Playing themselves, writer Islam Khatib and activist Mekdes Yilma evoke the vexed positions of Palestinian refugees and of migrant domestic workers in the 2019 uprising in Lebanon. The film puts the uprising in Lebanon in dialogue with the 2011 uprisings in Tunisia, Egypt, and Syria, the Chilean feminist mobilizations of 2019-2020, and the Black Lives Matter movement in the United States, where Saad lived at the time of the George Floyd protests in 2020. Tears are omnipresent, from talk of crying by DJ and translator Rayyan Abdel Khalek and musical artist Sandy Chamoun, to the objects they play with while conversing amidst the smoke and its bluish penumbra: onions and cough medicine allude to the teargas used against protesters, as the leftover canisters are humorously imagined as sex toys.

The use of expired French teargas by Lebanese riot police is the subject of the research mapping in Still many hours to be spent with mixed company at the Square (2020), Saad’s second sculpture to employ an orthopedic device after To my mother and a protester detained on November 15th (2019). Both sculptures trace unsettling links between the body undergoing treatment or optimization and the body under attack.
In Kink Retrograde (2022 remake), a similarly unlikely relation is established between risk-aware consensual kink—embodied by a harness and whip yielded by Rayyan Abdel Khalek—and the non-consensual risk arising out of environmental toxicity, that which is always unevenly distributed among the inhabitants of a city.

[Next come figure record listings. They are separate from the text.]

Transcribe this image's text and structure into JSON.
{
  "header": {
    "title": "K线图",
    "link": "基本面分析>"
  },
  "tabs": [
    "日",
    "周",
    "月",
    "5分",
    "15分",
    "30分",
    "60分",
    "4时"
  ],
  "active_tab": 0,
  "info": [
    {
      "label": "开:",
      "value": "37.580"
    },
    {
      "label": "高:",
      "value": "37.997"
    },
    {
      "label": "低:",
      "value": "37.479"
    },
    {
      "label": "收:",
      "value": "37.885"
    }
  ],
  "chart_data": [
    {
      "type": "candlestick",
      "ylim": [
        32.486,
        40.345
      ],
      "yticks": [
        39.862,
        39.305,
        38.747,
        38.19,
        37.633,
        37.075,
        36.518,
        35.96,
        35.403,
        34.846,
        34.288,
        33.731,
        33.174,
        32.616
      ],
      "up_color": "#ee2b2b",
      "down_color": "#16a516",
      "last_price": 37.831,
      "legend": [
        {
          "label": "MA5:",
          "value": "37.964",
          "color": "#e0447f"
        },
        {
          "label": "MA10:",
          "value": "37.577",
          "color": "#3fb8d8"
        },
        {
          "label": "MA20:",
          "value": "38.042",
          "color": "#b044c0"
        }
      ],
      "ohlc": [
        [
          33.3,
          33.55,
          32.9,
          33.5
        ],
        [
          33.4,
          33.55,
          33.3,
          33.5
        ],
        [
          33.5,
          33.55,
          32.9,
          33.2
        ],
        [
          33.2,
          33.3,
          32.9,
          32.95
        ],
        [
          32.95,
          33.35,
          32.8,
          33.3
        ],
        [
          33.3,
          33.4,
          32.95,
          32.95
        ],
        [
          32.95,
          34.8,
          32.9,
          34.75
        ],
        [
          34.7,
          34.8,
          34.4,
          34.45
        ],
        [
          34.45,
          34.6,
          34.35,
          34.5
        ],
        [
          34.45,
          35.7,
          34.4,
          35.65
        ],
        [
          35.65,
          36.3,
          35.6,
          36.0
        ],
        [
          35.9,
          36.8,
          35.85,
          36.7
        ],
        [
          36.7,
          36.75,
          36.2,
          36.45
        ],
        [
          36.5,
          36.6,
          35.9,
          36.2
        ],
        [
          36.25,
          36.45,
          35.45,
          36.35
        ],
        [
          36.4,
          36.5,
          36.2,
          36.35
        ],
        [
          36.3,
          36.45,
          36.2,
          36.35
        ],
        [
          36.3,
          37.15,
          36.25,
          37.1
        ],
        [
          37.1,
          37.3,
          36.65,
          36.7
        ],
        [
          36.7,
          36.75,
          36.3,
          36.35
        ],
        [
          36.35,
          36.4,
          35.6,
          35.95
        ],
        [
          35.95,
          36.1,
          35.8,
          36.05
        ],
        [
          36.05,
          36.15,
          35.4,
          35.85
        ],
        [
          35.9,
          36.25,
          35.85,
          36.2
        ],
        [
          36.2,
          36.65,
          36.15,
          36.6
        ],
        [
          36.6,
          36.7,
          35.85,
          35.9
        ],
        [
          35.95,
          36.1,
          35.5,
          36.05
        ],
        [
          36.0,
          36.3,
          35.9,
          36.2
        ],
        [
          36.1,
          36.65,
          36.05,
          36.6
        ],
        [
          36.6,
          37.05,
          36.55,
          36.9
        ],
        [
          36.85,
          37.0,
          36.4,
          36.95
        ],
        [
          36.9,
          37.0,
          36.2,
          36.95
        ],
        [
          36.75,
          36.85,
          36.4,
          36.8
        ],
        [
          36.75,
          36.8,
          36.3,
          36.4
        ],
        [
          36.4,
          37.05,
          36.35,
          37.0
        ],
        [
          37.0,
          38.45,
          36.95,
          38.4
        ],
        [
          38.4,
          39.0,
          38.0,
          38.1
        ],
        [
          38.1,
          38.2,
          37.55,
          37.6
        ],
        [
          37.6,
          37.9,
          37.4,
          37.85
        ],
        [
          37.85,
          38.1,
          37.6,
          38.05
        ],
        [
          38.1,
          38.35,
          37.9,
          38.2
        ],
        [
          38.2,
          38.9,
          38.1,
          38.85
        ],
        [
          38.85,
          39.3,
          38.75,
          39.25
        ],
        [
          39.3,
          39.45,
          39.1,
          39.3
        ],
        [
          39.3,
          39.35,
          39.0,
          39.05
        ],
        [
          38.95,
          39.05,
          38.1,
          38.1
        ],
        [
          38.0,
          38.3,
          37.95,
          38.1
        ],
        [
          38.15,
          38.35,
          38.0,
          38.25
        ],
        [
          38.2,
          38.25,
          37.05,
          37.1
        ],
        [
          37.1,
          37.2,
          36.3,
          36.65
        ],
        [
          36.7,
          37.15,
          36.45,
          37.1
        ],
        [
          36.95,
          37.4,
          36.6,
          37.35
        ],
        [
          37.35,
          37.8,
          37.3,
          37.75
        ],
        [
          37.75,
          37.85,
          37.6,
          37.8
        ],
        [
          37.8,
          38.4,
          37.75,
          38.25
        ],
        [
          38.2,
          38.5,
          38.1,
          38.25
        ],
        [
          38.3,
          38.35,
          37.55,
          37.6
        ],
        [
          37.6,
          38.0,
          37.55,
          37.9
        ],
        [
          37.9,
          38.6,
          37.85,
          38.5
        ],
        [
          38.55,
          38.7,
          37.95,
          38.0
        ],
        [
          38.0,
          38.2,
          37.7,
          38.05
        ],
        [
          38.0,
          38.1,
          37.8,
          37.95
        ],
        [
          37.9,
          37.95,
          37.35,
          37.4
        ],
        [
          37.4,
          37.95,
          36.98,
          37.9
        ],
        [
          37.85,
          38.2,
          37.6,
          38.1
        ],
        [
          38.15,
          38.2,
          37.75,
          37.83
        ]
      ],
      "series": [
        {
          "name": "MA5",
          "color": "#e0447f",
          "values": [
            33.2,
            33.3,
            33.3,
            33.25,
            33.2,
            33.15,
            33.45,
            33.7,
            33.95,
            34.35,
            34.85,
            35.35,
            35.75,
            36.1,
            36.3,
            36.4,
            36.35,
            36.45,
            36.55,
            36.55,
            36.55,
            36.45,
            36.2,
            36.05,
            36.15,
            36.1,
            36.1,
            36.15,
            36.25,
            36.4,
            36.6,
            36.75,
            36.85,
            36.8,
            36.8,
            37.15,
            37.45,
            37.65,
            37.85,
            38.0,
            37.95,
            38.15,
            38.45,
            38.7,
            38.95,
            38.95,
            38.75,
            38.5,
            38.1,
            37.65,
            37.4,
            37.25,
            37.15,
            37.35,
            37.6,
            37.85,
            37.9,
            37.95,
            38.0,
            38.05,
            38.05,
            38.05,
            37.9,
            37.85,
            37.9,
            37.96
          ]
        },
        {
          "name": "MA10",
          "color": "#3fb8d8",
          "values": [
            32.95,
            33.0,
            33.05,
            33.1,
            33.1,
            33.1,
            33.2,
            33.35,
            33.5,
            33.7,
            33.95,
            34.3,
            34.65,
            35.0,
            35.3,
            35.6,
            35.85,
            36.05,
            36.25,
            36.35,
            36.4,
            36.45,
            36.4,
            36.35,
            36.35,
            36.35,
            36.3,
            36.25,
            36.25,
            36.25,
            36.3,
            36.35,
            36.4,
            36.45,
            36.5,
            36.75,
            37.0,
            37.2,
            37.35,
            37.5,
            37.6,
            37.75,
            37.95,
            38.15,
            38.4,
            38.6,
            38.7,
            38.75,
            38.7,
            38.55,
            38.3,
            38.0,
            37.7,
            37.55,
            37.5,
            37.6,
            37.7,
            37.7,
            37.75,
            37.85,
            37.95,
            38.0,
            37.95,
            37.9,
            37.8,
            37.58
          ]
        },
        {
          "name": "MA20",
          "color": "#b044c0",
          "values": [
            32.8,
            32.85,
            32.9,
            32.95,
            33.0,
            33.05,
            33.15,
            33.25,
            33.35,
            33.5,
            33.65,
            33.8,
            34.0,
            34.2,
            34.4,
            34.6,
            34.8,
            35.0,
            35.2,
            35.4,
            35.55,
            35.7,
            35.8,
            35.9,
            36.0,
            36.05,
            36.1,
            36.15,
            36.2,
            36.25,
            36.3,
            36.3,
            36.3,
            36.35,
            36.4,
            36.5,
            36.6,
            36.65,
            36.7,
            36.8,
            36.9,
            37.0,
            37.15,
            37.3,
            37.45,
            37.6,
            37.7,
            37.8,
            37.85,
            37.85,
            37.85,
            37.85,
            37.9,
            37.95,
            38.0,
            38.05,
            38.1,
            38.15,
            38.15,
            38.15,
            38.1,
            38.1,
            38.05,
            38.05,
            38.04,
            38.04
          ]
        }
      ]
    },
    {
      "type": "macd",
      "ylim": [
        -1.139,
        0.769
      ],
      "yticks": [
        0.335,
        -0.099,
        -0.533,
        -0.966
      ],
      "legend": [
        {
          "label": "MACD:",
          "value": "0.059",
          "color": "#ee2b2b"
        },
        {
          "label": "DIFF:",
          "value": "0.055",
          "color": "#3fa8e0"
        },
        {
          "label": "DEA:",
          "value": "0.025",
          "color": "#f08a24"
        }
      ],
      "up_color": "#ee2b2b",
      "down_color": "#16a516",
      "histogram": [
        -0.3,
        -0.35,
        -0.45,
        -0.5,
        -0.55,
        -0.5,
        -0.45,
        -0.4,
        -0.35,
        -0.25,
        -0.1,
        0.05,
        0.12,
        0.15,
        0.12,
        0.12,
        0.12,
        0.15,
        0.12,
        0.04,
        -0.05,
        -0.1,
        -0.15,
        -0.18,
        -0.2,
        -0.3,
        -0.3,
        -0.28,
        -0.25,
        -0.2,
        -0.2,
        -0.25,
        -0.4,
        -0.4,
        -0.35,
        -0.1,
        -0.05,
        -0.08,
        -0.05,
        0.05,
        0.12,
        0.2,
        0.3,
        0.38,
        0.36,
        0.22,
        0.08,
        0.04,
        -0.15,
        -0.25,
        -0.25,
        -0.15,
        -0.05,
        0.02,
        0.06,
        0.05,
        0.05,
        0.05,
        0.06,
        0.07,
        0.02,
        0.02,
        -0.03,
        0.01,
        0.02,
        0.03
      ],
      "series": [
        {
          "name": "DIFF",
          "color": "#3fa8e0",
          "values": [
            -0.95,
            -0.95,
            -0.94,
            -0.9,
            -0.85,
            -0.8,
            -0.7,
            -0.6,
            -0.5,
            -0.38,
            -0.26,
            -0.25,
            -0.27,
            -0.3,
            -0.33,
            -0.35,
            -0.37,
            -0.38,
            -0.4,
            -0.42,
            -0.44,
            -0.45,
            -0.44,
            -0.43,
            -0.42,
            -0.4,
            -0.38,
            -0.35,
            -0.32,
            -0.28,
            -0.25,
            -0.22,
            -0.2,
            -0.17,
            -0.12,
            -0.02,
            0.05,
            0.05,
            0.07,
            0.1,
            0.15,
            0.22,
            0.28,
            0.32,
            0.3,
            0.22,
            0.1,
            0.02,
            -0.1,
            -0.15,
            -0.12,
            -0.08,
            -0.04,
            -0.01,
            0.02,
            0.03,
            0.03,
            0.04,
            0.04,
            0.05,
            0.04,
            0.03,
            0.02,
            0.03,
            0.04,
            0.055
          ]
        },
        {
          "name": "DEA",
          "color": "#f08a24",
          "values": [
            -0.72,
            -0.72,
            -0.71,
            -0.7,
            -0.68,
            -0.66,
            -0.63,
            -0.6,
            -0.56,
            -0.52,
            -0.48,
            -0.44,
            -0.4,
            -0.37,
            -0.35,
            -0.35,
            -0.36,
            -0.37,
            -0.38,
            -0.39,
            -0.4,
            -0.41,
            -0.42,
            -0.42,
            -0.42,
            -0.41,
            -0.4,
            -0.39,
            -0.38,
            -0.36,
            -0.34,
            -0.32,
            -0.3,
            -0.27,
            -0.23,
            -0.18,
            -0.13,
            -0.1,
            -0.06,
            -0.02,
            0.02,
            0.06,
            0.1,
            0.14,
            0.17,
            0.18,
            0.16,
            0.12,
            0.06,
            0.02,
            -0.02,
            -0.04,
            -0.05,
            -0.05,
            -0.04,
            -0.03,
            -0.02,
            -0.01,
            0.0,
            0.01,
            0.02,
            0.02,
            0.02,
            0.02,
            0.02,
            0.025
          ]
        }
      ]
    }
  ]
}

Bassem Saad likes to speak of a “thin totality .” Regardless of medium, the artist’s methodology involves putting in relation phenomena which appear unconnected, such as sites and objects of confinement and those of leisure: the Baumettes prison in Marseille is superimposed with the Mucem (Museum of Civilizations of Europe and the Mediterranean) and the Tegel prison in Berlin with the Flughafensee lake, in the lenticular prints Untitled n°1 (2022) and Untitled n°3 (2023) of the series “Suppose that Rome is not a human habitation”.
Saad is interested in the position of prisons at the margin and periphery, geographically but above all symbolically. The artist’s work revolves around those who find themselves unaccounted for and made into surplus. “At the same time, riot is itself the experience of surplus. Surplus danger, surplus information, surplus military gear. Surplus emotion.” (Joshua Clover, Riot Strike Riot: The New Era of Uprisings, Verso Books, 2019).

Handmaiden or midwife? (2023), installed on the Panorama’s glass facade, bathes the exhibition space in an orange light. The multilingual site-specific installation echoes Untitled n°3 (2023) which faces the facade, as well as the set of collages presented in the scaffolding box at the entrance, by recalling the memory of the last person to be guillotined in Europe, executed at the Baumettes prison in Marseille in 1977. The arrow diagram points in the direction of the prison, like an abolitionist compass.

Bassem Saad (LB) is an artist and writer born in Beirut. Their work explores historical rupture, infrastructure, spontaneity, and difference, through film, performance, and sculpture, as well as through essays and fiction. With an emphasis on past and present forms of praxis, they attempt to place scenes of intersubjective exchange within their world-historical frames.
Bassem’s work has been presented and screened at MoMA, CPH:DOX, Busan Biennale, Kunsthalle Wien, and Transmediale. Their most recent film, Congress of Idling Persons, received Special Mention in the New:Vision Award category at CPH:DOX 2022.
Their essays and short stories appear in various online and print publications. They are currently a fellow at the Berlin Program for Artists.